Já comentei aqui a choradeira da CNN por conta da decisão de se aposentar do juiz Anthony Kennedy, abrindo espaço para nova indicação de Trump para a Suprema Corte. Volto ao assunto por causa do editorial de hoje do jornal O GLOBO, que fala em “risco à democracia” e “autoritarismo” com a mudança, sem perceber de onde vem o real risco à democracia e o viés autoritário. Diz o jornal:
Não que o juiz Kennedy seja um progressista exemplar. Indicado pelo ex-presidente Ronald Reagan, ele honrou a confiança republicana em várias ocasiões, demonstrando um pendor conservador, inclusive em questões polêmicas, como o direito ao porte de armas de fogo. Porém em assuntos relacionados a ações afirmativas, direitos gays, aborto e pena de morte, ele demonstrou possuir um espírito aberto, acompanhando os votos dos juízes progressistas. Por isso, Kennedy é considerado o fiel da balança que mantinha um relativo equilíbrio no mais alto tribunal americano.

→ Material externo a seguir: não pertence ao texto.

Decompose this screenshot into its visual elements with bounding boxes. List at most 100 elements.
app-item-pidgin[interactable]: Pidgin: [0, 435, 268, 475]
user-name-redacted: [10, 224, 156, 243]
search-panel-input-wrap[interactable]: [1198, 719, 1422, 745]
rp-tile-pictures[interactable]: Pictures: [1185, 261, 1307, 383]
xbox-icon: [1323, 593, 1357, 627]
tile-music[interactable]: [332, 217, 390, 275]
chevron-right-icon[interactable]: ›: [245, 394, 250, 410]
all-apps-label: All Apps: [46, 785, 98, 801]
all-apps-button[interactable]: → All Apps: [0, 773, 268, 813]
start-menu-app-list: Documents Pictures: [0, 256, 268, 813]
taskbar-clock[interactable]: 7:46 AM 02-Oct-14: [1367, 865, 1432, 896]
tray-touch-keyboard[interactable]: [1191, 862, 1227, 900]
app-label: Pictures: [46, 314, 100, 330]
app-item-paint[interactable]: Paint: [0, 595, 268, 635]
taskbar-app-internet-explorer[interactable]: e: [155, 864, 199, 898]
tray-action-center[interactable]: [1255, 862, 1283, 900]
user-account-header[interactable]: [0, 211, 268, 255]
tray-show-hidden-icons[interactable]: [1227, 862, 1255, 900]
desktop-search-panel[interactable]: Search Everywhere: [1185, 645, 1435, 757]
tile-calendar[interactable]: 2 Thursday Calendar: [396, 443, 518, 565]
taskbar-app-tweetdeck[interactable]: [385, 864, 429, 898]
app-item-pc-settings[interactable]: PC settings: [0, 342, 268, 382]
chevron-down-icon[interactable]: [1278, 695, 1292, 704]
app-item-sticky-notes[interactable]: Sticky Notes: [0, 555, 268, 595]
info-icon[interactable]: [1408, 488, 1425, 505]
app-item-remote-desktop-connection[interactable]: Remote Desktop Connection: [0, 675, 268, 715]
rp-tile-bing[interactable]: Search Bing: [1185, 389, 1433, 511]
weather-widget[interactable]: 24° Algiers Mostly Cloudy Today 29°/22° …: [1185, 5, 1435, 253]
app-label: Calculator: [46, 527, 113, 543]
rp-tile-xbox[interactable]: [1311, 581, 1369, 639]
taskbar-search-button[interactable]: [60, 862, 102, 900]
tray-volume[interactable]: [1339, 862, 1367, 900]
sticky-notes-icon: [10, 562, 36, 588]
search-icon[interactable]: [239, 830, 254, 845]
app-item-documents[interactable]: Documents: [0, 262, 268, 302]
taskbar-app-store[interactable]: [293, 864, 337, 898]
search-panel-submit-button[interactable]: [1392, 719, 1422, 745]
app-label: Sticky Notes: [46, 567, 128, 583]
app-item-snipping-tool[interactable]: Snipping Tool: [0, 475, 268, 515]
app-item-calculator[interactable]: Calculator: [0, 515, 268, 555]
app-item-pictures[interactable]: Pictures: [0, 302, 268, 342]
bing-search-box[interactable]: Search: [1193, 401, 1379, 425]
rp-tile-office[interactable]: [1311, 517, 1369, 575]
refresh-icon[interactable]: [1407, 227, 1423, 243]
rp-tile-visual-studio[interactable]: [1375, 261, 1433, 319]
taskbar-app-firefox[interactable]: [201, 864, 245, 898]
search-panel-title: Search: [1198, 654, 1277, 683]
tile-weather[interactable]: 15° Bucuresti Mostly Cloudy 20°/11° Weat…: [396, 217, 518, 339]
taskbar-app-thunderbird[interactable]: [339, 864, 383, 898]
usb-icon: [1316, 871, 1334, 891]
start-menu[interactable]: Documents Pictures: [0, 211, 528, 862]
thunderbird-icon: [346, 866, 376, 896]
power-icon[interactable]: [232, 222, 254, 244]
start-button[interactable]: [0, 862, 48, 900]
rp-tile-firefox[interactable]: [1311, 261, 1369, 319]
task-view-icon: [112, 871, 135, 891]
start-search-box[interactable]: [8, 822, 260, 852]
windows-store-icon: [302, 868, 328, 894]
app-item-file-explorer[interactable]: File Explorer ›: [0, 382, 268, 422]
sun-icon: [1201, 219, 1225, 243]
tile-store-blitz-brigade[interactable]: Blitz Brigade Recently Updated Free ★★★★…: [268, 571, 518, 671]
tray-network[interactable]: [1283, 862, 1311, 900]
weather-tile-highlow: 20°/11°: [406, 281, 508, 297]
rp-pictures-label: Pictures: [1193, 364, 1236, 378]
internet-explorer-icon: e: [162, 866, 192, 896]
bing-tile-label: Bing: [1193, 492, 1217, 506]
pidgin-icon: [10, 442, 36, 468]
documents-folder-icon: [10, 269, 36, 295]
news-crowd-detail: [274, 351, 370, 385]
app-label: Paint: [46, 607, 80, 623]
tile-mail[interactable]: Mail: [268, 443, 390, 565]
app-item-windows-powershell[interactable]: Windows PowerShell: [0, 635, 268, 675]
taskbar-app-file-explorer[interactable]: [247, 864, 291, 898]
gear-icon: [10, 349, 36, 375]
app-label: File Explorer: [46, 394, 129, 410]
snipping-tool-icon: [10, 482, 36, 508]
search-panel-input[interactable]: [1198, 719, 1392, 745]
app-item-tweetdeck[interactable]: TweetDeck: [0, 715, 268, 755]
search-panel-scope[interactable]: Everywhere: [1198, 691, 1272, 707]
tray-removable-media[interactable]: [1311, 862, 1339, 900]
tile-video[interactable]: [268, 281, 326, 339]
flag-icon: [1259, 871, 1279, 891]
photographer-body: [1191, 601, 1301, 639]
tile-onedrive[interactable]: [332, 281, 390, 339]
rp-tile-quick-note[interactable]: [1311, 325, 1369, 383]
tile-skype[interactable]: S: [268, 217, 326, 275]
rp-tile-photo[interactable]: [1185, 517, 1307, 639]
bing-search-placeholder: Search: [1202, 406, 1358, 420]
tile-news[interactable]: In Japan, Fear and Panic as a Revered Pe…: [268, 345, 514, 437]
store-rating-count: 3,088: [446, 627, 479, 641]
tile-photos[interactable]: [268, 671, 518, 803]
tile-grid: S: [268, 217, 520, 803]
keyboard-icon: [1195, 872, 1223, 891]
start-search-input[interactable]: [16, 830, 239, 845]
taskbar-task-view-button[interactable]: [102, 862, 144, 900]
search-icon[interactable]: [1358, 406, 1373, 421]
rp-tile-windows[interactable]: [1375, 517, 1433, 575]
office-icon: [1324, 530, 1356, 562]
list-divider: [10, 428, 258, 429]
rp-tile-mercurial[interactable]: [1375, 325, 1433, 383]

Os responsáveis pelo texto atacam em sua conclusão “uma Corte cooptada ideologicamente”, o que seria “enfraquecer o papel do Poder Judiciário americano como instituição que compõe os pesos e contrapesos do sistema democrático”. Mas, ironicamente, os autores não notam o seu próprio viés ideológico. Ou seja, para eles, só um juiz “progressista”, a favor do aborto, do casamento gay e contra as armas de fogo, seria um juiz aceitável, “imparcial”, “democrático”.
O jornal carioca tem claro viés “progressista”, e até aí tudo bem: é direito seu. O que já incomoda é ele se vender como imparcial ou neutro ideologicamente, o que é absurdo. Pior ainda é ser “acusado” pela extrema esquerda de “direitista”, o que é simplesmente patético, e uma tática que acaba funcionando ao colocar o veículo na defensiva, tendo que sinalizar cada vez mais à esquerda para ser “aceito” pelos radicais socialistas.
A primeira indicação de Trump, Neil Gorsuch, não teve absolutamente nada de extremista, ultraconservador ou algo do tipo. Trata-se de um renomado juiz, respeitado por seus pares, sério, que adota uma postura “originalista”, ou seja, defende a Constituição como é e aceita as intenções dos “pais fundadores”. Se é preciso alterar algo na Carta Magna, que o devido processo legal seja cumprido, conforme o previsto.
Isso já é visto como “ultraconservador” pelos “progressistas”, que gostariam de ver uma Suprema Corte legislando, ainda que sem votos e rasgando a própria Constituição, da qual deveria ser a guardiã. Esse ativismo judicial é um câncer, e sabemos bem disso no Brasil. Mas os “progressistas” acham que autoritários são os que pretendem justamente impedir tal abuso de poder, resguardando a função da Corte.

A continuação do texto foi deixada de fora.